Near the mouth of Wolf River is a village site on which Dr. R.S. Dinsmore, of Troy, has counted 125 tipi sites. Relics are very abundant here, especially the small chert "thumb-scrapers," which outnumber all other specimens.
Four miles east of Troy, on a ridge so steep that its top is inaccessible from either side, and so narrow that a wagon would make a track on each slope, is a little mound worn down until its true nature would not be suspected. Dr. Dinsmore was on this ridge one day and noticed a flat limestone rock. Knowing that it had no place in the loess, he began digging to ascertain the reason for it being there. At a depth of a few inches he found bones, and soon unearthed a number of skulls, with only his hands or a stick. Coming back later with tools, he found, in all, 56 skulls. Afterwards he found others, and persons in the neighborhood have exhumed many more. The deposit represents a communal burial, from a village which probably stood on the level creek bottom not far away. A few skeletons showed an attempt at orderly arrangement. These were probably of individuals who had not been dead long at the time of the general burial. Most of the bones, however, skulls and others, were piled in the smallest possible area, as if gathered up in sacks or baskets from previous burials and carried here for reinterment. The soil is so loose as to be easily dug with the hands, like sand; but at the same time so fine and close packed as to shed water almost like a roof. Owing to the steep slope at every point, except toward the summit of the ridge, there must be some erosion, and consequently the age of the burials can not be great. Yet, the same conditions prevail in other places where a great antiquity is claimed for the remains. Frost necessarily disintegrates the soil to some extent; the wind or rain carries away the loosened portions; and this process is continuous. The shape of the mound shows that when the burials were made the ridge was essentially identical in form with its present aspect. The bones also are comparatively fresh in appearance, and it may be considered certain that they can not date back many generations.

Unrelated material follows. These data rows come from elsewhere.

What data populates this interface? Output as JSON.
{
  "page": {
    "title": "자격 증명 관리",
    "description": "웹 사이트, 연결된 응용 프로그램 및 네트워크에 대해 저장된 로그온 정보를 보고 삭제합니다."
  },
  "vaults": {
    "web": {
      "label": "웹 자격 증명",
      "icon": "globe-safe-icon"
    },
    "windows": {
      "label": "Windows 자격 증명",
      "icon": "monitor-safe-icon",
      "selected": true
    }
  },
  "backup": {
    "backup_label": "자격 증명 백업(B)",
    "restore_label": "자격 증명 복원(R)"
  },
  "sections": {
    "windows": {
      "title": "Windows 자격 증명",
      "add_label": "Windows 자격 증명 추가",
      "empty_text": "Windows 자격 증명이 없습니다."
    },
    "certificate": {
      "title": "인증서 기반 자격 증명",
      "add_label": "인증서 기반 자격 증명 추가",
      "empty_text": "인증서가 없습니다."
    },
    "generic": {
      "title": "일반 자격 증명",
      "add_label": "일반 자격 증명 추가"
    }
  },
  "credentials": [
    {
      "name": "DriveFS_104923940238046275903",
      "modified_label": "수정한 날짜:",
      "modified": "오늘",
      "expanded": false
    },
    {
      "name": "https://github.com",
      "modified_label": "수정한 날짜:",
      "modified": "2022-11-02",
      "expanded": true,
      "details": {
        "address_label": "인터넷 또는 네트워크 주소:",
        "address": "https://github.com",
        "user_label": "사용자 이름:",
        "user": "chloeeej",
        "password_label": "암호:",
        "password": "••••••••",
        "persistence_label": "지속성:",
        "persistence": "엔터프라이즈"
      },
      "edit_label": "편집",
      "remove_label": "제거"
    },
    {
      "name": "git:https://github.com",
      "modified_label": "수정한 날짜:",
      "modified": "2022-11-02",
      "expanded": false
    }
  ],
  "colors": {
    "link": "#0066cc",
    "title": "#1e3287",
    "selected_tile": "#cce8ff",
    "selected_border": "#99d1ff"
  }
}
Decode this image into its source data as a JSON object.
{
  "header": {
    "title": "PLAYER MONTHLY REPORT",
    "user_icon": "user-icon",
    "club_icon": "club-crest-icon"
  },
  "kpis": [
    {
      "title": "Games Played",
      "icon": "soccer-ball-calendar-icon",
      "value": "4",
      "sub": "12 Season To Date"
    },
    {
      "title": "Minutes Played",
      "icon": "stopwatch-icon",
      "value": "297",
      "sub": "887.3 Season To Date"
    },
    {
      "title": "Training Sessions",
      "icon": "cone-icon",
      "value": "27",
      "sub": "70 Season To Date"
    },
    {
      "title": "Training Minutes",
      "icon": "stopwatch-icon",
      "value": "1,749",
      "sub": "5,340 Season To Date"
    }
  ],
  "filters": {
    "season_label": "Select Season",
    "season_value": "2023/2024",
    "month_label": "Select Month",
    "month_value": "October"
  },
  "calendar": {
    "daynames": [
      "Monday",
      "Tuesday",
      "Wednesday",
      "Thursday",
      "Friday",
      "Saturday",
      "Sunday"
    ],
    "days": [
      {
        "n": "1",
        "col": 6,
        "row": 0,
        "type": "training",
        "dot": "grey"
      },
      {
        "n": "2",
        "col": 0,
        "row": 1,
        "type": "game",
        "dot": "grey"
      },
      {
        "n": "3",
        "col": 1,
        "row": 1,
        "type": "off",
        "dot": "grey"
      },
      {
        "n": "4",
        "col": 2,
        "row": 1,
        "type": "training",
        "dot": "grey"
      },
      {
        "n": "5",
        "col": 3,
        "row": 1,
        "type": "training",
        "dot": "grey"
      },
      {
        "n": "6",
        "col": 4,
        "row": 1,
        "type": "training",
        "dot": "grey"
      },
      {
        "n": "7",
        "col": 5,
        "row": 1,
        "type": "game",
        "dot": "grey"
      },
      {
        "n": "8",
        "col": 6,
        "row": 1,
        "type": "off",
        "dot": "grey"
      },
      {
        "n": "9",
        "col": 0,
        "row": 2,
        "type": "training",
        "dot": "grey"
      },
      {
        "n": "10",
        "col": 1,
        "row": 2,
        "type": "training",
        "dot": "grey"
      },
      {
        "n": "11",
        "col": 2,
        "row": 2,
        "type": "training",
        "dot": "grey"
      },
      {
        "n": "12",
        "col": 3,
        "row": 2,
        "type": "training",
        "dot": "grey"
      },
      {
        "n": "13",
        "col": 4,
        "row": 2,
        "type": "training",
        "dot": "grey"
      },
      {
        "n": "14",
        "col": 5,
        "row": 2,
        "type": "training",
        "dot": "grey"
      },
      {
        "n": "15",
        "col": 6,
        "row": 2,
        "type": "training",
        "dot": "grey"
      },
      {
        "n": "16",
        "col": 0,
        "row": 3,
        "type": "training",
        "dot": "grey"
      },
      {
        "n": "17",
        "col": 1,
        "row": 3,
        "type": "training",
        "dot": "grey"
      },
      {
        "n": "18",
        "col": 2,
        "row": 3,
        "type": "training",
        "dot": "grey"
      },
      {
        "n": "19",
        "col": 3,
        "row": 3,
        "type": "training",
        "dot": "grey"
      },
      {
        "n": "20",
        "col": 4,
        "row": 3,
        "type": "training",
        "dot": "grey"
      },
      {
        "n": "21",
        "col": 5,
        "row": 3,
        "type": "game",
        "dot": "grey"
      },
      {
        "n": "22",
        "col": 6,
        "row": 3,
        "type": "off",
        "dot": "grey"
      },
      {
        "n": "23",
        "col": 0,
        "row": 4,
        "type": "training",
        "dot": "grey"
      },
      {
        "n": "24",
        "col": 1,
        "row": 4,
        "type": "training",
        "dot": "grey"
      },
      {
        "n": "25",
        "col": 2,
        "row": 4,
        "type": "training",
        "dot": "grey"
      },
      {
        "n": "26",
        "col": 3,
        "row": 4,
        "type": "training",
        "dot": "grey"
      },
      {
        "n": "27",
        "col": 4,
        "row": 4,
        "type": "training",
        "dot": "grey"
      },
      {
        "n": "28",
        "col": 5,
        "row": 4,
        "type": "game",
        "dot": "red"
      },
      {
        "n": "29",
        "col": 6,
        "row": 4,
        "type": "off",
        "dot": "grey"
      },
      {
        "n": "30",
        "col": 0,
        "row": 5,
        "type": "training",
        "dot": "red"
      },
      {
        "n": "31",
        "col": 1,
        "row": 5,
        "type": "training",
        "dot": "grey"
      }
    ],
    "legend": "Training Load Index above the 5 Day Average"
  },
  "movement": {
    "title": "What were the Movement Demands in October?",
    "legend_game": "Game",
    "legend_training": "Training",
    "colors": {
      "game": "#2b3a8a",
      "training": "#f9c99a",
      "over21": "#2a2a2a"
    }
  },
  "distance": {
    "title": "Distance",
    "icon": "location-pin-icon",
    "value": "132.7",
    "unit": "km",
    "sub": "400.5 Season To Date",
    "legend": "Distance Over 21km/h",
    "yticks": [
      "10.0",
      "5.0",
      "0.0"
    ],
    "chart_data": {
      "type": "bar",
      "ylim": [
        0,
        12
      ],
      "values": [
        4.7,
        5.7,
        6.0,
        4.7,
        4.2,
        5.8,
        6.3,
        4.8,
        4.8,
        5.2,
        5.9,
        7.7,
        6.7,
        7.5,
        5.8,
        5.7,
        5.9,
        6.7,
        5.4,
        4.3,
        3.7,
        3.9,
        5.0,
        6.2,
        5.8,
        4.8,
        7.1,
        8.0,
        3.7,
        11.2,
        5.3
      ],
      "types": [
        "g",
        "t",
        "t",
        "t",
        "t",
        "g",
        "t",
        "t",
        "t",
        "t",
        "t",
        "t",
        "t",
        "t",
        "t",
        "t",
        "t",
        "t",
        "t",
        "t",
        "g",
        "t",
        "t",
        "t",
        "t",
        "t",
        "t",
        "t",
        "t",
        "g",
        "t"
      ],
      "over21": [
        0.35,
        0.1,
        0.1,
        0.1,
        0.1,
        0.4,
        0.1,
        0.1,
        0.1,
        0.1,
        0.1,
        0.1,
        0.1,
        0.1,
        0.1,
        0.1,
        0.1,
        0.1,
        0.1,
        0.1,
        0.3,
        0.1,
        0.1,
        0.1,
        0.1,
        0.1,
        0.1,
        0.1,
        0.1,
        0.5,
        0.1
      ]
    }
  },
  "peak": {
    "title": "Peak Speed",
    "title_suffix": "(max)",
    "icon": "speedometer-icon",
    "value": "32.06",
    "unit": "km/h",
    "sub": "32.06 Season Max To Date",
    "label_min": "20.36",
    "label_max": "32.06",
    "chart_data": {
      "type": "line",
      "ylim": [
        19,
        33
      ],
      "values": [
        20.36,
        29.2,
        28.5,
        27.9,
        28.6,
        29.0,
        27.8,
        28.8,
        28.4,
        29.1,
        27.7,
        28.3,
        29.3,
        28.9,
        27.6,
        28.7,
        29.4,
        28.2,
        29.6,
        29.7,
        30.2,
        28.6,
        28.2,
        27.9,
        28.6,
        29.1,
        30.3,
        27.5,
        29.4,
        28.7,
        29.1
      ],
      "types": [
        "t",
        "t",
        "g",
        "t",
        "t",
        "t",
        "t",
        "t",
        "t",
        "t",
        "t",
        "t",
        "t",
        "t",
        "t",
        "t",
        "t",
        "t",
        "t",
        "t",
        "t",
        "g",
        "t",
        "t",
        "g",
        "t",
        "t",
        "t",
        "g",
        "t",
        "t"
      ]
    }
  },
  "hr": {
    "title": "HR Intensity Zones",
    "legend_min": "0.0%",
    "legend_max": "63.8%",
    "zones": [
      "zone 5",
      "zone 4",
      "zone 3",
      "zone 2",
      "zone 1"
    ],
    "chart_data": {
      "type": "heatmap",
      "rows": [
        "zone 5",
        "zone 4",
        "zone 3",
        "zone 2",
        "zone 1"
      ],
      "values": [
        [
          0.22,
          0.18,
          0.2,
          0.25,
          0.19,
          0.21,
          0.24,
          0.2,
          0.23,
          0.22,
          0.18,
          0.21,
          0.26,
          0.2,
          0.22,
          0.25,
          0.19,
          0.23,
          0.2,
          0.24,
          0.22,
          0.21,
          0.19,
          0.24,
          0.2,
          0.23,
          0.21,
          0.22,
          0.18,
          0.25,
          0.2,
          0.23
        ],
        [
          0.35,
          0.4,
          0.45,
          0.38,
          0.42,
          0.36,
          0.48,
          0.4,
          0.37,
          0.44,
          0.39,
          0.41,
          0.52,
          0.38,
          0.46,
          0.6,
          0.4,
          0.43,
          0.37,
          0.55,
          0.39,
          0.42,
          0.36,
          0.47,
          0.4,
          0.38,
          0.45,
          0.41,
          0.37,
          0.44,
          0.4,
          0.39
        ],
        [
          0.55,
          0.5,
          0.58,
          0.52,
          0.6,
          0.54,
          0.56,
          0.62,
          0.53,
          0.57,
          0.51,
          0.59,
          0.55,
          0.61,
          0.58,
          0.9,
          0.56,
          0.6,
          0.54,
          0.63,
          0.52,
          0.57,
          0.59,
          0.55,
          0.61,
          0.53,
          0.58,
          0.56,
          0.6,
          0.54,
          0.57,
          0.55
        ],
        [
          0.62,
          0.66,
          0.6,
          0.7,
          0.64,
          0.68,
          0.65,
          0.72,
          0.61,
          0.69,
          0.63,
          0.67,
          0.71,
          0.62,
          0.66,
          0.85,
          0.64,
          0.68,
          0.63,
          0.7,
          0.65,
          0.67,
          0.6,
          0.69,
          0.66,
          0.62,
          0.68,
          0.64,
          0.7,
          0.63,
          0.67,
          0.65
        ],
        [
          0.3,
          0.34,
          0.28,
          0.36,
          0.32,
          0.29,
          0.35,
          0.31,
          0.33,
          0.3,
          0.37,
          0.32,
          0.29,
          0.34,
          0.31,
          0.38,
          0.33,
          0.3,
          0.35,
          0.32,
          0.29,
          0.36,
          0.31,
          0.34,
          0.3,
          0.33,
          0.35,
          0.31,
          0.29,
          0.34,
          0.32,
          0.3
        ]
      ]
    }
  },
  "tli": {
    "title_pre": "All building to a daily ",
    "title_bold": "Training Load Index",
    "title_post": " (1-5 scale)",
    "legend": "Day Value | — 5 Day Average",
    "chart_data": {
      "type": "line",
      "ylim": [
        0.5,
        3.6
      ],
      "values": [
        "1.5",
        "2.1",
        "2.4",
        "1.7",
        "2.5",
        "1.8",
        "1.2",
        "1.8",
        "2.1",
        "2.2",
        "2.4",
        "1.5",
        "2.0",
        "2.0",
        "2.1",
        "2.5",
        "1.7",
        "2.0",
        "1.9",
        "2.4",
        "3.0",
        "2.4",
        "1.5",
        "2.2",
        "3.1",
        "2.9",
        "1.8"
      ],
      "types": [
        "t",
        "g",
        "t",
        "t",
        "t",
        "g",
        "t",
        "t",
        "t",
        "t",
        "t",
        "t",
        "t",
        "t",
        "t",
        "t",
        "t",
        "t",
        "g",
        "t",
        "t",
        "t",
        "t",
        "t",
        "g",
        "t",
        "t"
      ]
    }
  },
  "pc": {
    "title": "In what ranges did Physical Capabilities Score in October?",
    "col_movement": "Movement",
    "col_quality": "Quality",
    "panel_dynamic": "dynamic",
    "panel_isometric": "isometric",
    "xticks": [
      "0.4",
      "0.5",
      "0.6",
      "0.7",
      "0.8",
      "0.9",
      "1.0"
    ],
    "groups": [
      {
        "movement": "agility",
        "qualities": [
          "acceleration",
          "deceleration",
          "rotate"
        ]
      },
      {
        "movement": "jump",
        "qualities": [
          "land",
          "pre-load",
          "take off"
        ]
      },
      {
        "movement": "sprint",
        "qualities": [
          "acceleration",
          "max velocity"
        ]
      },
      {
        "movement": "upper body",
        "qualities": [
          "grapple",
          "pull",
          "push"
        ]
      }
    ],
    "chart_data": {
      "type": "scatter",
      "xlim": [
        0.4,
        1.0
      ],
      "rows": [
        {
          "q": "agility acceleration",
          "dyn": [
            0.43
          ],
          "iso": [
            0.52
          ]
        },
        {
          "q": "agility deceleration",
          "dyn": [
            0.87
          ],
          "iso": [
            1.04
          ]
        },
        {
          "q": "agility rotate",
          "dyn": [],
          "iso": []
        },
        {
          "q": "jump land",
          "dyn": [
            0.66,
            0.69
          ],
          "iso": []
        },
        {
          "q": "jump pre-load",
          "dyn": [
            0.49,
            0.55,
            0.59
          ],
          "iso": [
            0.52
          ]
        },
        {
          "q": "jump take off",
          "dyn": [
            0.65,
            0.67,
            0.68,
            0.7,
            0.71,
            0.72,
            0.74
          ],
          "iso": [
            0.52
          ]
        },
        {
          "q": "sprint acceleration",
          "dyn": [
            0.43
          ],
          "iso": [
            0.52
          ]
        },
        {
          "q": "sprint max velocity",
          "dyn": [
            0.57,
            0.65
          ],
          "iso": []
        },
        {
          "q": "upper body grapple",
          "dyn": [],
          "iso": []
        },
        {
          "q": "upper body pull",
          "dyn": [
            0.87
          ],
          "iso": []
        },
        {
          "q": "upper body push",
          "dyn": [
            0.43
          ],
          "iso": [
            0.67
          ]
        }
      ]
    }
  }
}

On the top of a hill rising from the opposite side of Mosquito Creek Dr. Dinsmore found a low mound, which, like that just described, would not have been suspected as such but for a stone projecting from the surface. Under this stone, with 8 inches of earth intervening, was a skull so completely mineralized that it appears to be carved from a block of limestone. No other portions of the body to which it belonged remained, though traces in the surrounding earth showed that at least the larger bones and perhaps the entire skeleton had been deposited. Bones in other parts of the mound were in their natural condition; that is, they were not altered from their ordinary appearance, although only in fragments. It is remarkable that this entire cranium should thus change while all the other bones, even the jaw, had disappeared. The description of this find is from Dr. Dinsmore, who has the skull in his office. Possibly he may be in error in stating that traces were found of other bones belonging with it. These may have belonged to another individual. The soil is ordinary sandy loess, containing lime but not in such quantity as to account for this alteration. Perhaps the skull may be from an older burial somewhere, the petrifaction having taken place before it was buried here.